CURSO DE FORMAÇÃO - PROFESSORES INGRESSANTES

Se há uma coisa que vem me incomodando nas últimas semanas, é o curso obrigatório aos professores ingressantes.

Nunca vi desperdício de dinheiro tão grande e tão explícito.

Para quem não sabe do que se trata, explico: depois de ser aprovado no concurso e escolher a escola, o professor é obrigado a ser aprovado em curso de formação que tem duração de quatro meses, com uma bolsa mensal de aproximadamente mil e trezentos reais.

Até então, problema algum.

A questão é que, depois de terminar o curso (e receber o dinheiro), o professor não é obrigado a ingressar no cargo.
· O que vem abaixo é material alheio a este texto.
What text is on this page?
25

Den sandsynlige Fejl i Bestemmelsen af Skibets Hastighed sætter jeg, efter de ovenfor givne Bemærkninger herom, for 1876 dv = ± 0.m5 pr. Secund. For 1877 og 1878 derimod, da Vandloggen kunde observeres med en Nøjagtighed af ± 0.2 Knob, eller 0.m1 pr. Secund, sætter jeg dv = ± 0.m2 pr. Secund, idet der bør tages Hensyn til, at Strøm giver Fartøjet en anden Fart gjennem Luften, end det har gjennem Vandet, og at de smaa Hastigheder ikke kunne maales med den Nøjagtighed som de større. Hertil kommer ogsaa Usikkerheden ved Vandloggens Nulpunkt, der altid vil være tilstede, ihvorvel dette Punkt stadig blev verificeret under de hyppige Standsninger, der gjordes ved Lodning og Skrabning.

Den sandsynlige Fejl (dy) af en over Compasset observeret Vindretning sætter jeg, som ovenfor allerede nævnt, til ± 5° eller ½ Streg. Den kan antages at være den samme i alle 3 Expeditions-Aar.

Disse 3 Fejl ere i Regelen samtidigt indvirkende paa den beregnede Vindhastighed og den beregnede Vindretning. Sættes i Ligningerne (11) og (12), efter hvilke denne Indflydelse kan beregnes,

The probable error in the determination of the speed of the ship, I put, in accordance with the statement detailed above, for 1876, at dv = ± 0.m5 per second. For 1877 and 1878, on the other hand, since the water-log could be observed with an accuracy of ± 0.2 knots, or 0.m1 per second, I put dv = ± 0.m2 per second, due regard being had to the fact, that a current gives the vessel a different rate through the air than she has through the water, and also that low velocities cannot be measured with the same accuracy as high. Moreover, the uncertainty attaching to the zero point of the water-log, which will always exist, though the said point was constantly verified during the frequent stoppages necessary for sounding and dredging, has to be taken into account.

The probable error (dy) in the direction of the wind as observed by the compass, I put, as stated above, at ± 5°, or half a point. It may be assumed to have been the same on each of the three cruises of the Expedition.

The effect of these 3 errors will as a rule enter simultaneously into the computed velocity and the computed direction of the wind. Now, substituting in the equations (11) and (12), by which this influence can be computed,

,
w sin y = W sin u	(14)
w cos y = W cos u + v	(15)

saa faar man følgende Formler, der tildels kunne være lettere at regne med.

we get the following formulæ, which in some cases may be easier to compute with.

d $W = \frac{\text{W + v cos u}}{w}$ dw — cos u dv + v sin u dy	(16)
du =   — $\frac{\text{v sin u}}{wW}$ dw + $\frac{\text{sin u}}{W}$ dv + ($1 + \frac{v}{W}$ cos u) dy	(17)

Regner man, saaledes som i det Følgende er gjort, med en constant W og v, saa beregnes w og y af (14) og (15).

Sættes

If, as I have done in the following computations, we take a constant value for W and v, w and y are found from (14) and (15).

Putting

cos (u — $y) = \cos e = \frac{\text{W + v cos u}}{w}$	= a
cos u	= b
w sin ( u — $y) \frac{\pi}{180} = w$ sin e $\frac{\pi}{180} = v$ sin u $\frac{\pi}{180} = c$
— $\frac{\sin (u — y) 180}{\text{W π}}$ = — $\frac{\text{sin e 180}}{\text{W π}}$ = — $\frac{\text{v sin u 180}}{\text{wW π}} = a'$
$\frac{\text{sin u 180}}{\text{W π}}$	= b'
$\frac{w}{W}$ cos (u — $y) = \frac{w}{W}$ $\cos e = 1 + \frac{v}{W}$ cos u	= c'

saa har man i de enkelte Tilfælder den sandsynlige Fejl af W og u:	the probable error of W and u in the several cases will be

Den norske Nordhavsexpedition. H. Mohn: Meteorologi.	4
Conheço nesta condição várias pessoas que prestaram o concurso e não pretendem ingressar, mas obviamente vão participar, apenas por causa do dinheiro. Há também os estudantes aprovados, que vão fazer o curso e receber o dinheiro, mas estarão impedidos de ingressar no cargo, pois não possuem diploma de licenciatura.

Na prática, vejo a situação mais ou menos assim: o dinheiro que deveria ser investido na educação, vai para o bolso de qualquer um, considerando que não houve nenhuma preocupação no sentido de garantir a obrigatoriedade de posse aos cursistas, ou de verificação de documentos e títulos.

Resultado: os cargos permanecerão vagos, as escolas sem professores, e os alunos sem aula.

Vale lembrar de duas situações bastante recentes:
- a categoria esteve em greve por aumento salarial e teve suas reivindicações negadas sob o argumento de não haver dinheiro;
- a categoria questionou o fato de apenas 20% dos profissionais terem a possibilidade de "promoção por mérito", e a secretaria justificou que não havia dinheiro para fazer de outra forma.

Ora, se não há dinheiro, vamos usar o que resta com racionalidade!

Continuo na expectativa de que se publique alguma coisa que conserte este "equívoco".

Caso contrário, só me resta olhar o dinheiro público escorrendo pelo ralo.